Letter: If We Really Want to Save Lives

To the Editor:

“Tobacco use is the number one cause of preventable death in the United States and New Hampshire,” reads our state’s Health and Human Services website. The Centers for Disease Control estimates that first- and second-hand cigarette smoke alone causes 443,000 deaths nationwide each year. Smokeless tobacco products add to this number. Did you know that tobacco use causes more deaths than HIV, illegal drug use, motor vehicle injuries, suicides and all murders combined?

The number of tobacco-related deaths may dwarf the 11,000 firearm murders each year, but those who are killed by tobacco die quietly. Quiet deaths are rarely newsworthy. The New Hampshire Legislature does not care about tobacco deaths either.

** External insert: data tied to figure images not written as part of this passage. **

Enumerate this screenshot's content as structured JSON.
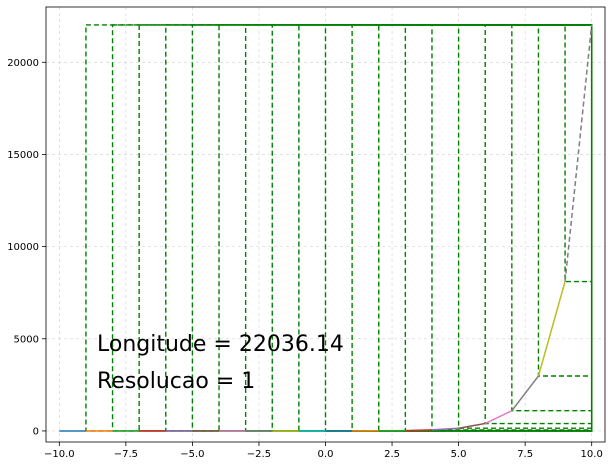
{
  "chart_data": {
    "type": "line",
    "title": "",
    "xlabel": "",
    "ylabel": "",
    "xlim": [
      -10.5,
      10.5
    ],
    "ylim": [
      -600,
      23000
    ],
    "grid": true,
    "x_ticks": [
      -10.0,
      -7.5,
      -5.0,
      -2.5,
      0.0,
      2.5,
      5.0,
      7.5,
      10.0
    ],
    "x_tick_labels": [
      "−10.0",
      "−7.5",
      "−5.0",
      "−2.5",
      "0.0",
      "2.5",
      "5.0",
      "7.5",
      "10.0"
    ],
    "y_ticks": [
      0,
      5000,
      10000,
      15000,
      20000
    ],
    "y_tick_labels": [
      "0",
      "5000",
      "10000",
      "15000",
      "20000"
    ],
    "curve_segments": [
      {
        "x": [
          -10,
          -9
        ],
        "y": [
          0,
          0
        ],
        "color": "#1f77b4"
      },
      {
        "x": [
          -9,
          -8
        ],
        "y": [
          0,
          0
        ],
        "color": "#ff7f0e"
      },
      {
        "x": [
          -8,
          -7
        ],
        "y": [
          0,
          0
        ],
        "color": "#2ca02c"
      },
      {
        "x": [
          -7,
          -6
        ],
        "y": [
          0,
          0
        ],
        "color": "#d62728"
      },
      {
        "x": [
          -6,
          -5
        ],
        "y": [
          0,
          0
        ],
        "color": "#9467bd"
      },
      {
        "x": [
          -5,
          -4
        ],
        "y": [
          0,
          0
        ],
        "color": "#8c564b"
      },
      {
        "x": [
          -4,
          -3
        ],
        "y": [
          0,
          0
        ],
        "color": "#e377c2"
      },
      {
        "x": [
          -3,
          -2
        ],
        "y": [
          0,
          0
        ],
        "color": "#7f7f7f"
      },
      {
        "x": [
          -2,
          -1
        ],
        "y": [
          0,
          0
        ],
        "color": "#bcbd22"
      },
      {
        "x": [
          -1,
          0
        ],
        "y": [
          0,
          0
        ],
        "color": "#17becf"
      },
      {
        "x": [
          0,
          1
        ],
        "y": [
          0,
          3
        ],
        "color": "#1f77b4"
      },
      {
        "x": [
          1,
          2
        ],
        "y": [
          3,
          7
        ],
        "color": "#ff7f0e"
      },
      {
        "x": [
          2,
          3
        ],
        "y": [
          7,
          20
        ],
        "color": "#2ca02c"
      },
      {
        "x": [
          3,
          4
        ],
        "y": [
          20,
          55
        ],
        "color": "#d62728"
      },
      {
        "x": [
          4,
          5
        ],
        "y": [
          55,
          148
        ],
        "color": "#9467bd"
      },
      {
        "x": [
          5,
          6
        ],
        "y": [
          148,
          403
        ],
        "color": "#8c564b"
      },
      {
        "x": [
          6,
          7
        ],
        "y": [
          403,
          1097
        ],
        "color": "#e377c2"
      },
      {
        "x": [
          7,
          8
        ],
        "y": [
          1097,
          2981
        ],
        "color": "#7f7f7f"
      },
      {
        "x": [
          8,
          9
        ],
        "y": [
          2981,
          8103
        ],
        "color": "#bcbd22"
      }
    ],
    "dashed_tail": {
      "x": [
        9,
        10
      ],
      "y": [
        8103,
        22026
      ],
      "color": "#7f7f7f"
    },
    "rectangles": {
      "color": "#008000",
      "top": 22026,
      "x_right": 10,
      "x_left": [
        -9,
        -8,
        -7,
        -6,
        -5,
        -4,
        -3,
        -2,
        -1,
        0,
        1,
        2,
        3,
        4,
        5,
        6,
        7,
        8,
        9
      ],
      "y_low": [
        0,
        0,
        0,
        0,
        0,
        0,
        0,
        0,
        0,
        0,
        3,
        7,
        20,
        55,
        148,
        403,
        1097,
        2981,
        8103
      ]
    },
    "annotations": [
      {
        "text": "Longitude = 22036.14"
      },
      {
        "text": "Resolucao = 1"
      }
    ]
  }
}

Our state is addicted to the $210-plus million in tobacco tax revenue it receives each year. Worse yet is that none of the $40-plus million received from the 1998 national tobacco settlement is dedicated to tobacco-use prevention or cessation programs. After all, why spend public funds to save lives if doing so would reduce tax revenue?

A rational, altruistic society whose intent is to stop the senseless loss of life would surely work to ban tobacco sales first, without regard to lost economic benefit. We have the ability to save an entire generation of our children from this known killer, yet we allow others to focus our attention on collapsible stocks and whether or not a magazine should hold seven or 17 bullets.

Even a casual observer should conclude that protecting lives is not what this debate is about, or we would be focused on a different killer. This debate is about something else, and it scares me far more than any firearm ever could.